The Reagan administration’s illegal arms-for-hostages deals that funneled money to rebel groups in Nicaragua despite a congressional prohibition initially resulted in a number of resignations, indictments and convictions. But waning public interest and a flurry of presidential pardons allowed some implicated government officials to not only walk free but to return to high-profile careers within the Republican Party and conservative movement. (“The Iran-Contra cover-up, which has continued for more than six years, has now been completed,” the special prosecutor said in response to the pardons.)

For the January 6 commission, this is a real danger. Trump has already indicated that, should he be reelected to the presidency, he would seriously consider pardoning those involved in the insurrection — no idle threat, given his frequent pardons for political allies while in office.
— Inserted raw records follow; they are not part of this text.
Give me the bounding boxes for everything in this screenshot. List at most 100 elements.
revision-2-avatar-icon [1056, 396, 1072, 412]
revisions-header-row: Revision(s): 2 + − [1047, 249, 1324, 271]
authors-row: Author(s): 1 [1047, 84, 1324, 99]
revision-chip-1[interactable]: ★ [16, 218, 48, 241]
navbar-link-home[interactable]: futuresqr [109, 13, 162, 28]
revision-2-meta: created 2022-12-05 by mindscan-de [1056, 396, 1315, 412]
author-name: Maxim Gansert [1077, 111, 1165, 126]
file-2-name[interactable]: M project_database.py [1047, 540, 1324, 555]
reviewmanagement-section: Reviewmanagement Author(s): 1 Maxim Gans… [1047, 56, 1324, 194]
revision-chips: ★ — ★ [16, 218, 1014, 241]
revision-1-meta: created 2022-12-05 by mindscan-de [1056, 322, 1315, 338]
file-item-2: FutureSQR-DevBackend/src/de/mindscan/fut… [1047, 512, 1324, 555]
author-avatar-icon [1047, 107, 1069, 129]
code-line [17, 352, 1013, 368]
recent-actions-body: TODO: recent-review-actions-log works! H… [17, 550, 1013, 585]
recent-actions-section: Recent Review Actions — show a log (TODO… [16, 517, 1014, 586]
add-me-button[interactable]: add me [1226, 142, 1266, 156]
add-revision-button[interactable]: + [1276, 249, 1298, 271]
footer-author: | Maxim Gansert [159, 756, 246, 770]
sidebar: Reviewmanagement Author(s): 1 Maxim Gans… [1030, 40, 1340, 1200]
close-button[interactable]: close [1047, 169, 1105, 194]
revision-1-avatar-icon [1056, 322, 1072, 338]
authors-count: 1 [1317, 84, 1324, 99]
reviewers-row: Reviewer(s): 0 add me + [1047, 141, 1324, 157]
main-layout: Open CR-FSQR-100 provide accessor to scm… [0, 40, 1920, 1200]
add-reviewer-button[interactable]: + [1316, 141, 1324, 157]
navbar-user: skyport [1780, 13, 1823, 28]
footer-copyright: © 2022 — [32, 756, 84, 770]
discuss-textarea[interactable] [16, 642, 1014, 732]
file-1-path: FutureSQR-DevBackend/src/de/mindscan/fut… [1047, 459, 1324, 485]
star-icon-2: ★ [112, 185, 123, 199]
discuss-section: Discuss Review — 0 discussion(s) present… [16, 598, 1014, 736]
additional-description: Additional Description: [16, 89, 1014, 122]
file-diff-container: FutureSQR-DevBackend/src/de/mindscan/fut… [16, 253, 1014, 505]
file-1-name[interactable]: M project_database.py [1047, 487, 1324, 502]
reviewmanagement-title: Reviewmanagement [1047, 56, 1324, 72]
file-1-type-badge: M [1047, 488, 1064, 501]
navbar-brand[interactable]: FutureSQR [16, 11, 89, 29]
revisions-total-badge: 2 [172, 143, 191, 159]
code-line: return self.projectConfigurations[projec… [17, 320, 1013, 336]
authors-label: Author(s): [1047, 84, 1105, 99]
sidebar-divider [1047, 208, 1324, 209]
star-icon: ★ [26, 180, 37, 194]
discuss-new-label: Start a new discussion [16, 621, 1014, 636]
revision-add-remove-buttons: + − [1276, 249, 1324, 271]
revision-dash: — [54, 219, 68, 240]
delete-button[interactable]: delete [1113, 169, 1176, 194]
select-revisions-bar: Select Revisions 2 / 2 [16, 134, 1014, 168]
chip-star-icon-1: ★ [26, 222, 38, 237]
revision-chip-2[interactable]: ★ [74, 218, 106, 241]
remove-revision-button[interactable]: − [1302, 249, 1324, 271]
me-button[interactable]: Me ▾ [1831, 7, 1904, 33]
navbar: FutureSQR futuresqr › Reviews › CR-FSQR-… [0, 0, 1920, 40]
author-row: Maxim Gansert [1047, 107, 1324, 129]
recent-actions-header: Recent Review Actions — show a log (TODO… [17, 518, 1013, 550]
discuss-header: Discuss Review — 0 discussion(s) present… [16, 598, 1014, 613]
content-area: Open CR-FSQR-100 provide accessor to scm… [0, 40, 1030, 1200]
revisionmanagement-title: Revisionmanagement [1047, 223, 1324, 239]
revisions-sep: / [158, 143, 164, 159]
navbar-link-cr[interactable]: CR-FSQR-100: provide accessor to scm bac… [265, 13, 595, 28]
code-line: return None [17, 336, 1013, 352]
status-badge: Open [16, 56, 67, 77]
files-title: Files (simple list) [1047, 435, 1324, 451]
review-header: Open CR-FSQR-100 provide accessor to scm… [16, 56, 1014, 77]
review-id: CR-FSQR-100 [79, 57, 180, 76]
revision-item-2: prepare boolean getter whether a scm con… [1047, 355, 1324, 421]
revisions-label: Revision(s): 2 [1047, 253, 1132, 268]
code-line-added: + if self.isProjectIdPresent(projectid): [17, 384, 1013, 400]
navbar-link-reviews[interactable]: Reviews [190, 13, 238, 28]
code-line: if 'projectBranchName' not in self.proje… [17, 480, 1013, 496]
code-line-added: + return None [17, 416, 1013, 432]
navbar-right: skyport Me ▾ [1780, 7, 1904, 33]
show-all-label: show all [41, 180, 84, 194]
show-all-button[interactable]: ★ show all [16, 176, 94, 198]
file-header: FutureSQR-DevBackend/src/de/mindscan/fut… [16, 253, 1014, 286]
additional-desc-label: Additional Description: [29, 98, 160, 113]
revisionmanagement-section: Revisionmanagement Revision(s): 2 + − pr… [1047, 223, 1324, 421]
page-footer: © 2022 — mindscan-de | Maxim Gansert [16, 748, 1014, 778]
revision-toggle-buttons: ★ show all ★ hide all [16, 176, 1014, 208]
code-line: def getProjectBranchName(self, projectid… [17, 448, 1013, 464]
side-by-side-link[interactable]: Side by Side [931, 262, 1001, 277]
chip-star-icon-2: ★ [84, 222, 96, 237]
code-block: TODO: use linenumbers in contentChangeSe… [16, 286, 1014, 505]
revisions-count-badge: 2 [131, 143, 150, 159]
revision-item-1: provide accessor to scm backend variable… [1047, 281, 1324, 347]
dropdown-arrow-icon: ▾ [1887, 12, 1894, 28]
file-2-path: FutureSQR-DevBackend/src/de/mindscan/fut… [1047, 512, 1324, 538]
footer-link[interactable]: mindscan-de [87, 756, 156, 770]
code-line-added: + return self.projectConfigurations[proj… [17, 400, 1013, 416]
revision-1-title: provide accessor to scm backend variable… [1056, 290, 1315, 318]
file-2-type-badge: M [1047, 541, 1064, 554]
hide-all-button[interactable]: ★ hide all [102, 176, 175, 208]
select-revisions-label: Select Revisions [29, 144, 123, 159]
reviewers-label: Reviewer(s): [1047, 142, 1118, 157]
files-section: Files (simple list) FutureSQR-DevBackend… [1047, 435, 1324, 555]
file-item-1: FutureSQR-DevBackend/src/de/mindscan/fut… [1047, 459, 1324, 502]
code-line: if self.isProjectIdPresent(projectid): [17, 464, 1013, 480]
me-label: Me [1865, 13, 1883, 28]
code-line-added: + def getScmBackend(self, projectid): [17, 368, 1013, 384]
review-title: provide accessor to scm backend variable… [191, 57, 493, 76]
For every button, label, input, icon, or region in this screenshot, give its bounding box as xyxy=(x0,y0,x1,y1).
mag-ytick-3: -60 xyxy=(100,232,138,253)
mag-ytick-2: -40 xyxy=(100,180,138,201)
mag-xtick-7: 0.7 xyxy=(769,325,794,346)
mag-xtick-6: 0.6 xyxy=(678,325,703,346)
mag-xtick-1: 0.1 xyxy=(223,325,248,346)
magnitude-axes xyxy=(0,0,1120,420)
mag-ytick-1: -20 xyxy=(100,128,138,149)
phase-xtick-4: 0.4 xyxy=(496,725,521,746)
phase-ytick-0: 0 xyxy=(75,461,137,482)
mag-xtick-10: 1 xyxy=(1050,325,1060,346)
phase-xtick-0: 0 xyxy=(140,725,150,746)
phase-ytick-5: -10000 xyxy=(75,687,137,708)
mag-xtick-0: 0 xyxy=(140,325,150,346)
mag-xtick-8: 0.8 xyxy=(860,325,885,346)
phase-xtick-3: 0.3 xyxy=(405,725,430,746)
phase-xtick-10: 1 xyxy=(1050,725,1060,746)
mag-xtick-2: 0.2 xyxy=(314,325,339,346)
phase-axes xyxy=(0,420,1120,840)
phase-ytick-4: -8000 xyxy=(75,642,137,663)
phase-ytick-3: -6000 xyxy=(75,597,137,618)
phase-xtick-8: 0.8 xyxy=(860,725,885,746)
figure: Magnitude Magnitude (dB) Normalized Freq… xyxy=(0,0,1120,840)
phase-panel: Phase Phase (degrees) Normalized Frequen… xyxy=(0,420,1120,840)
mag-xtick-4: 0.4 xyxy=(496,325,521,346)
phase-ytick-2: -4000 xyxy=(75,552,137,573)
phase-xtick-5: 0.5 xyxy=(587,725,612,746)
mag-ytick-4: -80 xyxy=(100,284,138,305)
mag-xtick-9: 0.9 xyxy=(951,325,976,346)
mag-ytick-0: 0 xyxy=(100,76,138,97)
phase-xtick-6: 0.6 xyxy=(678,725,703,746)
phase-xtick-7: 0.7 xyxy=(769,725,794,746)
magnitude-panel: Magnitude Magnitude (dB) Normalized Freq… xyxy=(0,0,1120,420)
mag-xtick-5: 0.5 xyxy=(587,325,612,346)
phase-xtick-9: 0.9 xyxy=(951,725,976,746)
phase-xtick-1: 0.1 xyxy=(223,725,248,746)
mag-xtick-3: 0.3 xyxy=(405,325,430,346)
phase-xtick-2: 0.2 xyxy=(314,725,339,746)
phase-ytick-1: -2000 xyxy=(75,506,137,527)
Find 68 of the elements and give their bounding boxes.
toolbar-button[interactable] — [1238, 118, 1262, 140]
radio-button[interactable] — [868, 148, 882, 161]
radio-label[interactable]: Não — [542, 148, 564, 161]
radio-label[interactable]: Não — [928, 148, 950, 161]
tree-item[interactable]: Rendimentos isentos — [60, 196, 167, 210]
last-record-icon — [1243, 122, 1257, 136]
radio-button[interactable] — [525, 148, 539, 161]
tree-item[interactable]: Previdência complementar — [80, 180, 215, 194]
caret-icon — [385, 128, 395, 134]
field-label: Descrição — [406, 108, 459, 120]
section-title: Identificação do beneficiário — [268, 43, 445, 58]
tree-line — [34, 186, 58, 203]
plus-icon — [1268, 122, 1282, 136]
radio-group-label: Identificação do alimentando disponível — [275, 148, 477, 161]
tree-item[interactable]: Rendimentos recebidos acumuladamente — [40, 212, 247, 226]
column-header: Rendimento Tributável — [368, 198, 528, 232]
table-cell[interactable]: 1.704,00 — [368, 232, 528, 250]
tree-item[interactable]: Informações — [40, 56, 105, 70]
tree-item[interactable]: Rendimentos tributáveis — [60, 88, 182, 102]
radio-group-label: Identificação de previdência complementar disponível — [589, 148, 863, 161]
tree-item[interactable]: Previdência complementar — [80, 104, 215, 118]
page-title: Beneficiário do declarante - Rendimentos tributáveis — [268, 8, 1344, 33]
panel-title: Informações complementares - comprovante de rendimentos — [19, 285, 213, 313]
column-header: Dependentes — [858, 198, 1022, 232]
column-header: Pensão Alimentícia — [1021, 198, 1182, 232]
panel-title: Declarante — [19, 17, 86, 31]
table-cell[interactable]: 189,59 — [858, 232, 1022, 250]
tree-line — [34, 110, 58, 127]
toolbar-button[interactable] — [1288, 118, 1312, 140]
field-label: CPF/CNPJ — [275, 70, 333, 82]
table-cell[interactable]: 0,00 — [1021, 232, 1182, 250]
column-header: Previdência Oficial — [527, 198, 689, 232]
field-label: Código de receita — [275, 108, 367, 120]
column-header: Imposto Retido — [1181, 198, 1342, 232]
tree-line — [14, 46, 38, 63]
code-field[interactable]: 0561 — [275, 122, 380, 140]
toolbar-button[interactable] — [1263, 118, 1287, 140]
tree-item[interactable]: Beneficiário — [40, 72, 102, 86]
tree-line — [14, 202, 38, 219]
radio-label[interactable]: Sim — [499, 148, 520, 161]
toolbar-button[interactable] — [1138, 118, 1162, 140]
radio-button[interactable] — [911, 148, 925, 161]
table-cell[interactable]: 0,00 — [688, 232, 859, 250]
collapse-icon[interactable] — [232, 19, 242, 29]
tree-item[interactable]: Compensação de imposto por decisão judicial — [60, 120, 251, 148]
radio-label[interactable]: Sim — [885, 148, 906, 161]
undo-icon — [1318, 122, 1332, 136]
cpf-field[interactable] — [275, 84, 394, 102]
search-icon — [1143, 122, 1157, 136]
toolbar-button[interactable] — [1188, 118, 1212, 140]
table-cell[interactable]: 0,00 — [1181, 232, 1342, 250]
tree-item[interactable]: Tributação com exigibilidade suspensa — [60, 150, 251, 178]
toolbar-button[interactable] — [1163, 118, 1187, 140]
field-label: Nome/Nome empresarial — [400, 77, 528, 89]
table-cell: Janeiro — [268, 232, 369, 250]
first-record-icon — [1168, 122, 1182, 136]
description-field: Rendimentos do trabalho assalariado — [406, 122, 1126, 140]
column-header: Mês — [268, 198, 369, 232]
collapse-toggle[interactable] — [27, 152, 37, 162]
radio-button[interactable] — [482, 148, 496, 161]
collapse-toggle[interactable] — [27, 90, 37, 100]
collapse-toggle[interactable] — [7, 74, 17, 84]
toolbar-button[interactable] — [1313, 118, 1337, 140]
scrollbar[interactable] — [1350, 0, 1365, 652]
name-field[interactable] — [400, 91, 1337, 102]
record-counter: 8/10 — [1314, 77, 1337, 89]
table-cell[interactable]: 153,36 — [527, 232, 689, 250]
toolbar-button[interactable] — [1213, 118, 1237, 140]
Which is a reminder that, when it comes to accountability and reform, the work extends well beyond the lifespan of the committee. Safeguarding democratic systems falls now on a variety of groups. The Department of Justice has to decide whether to act on the committee’s referrals, including the historic criminal referrals against Trump. Congress, too, finds itself in a post-Watergate position, acutely aware of the need to create far more legal constraints and consequences for executive malfeasance. The recent passage of the Electoral Count Reform Act is one step in that direction; many more await.

But if the Congress faces a post-Watergate-style reckoning, it does so without post-Watergate majorities with a mandate to reform. That is a reminder that the American people, too, have a role to play in the work that follows the House select committee’s report. That role involves more than just voting against insurrection-supporting politicians and for reform-minded candidates. It requires ongoing organization and activism that both demonstrates and makes the case for representative democracy — that shows that Americans think democracy is worth defending through the slow, often small-scale work of political engagement.

In her newly released testimony, Hutchinson reflected on her journey to becoming one of the star witnesses of the hearing. Her first two depositions had been an exercise in evasion, as she followed her lawyer’s instructions to claim she could not recall in response to most of the committee’s questions. The problem for Hutchinson was that she could recall: She had clear memories of much of the planning leading up to the insurrection, and detailed recollections of the events that unfolded that day.

Which led to a crisis when she realized that, in a character-defining moment, she had failed what she called the “mirror test” — the ability to look in the mirror and be proud of who she was. “I was disappointed in myself,” she told the committee. “I was frustrated with myself. To be blunt, I was kind of disgusted with myself. I became somebody I never thought that I would become.”

For Hutchinson, that moment led her to reach back out to the committee and offer the detailed, shocking testimony that she shared in public hearings this summer. For the rest of us, it offers a guide. The January 6 committee report provides a detailed account of an intentional, carefully planned attack on democratic governance, an account that creates an obligation for Americans who want that form of government to continue — a mirror test for 330 million people and the government agencies that serve them.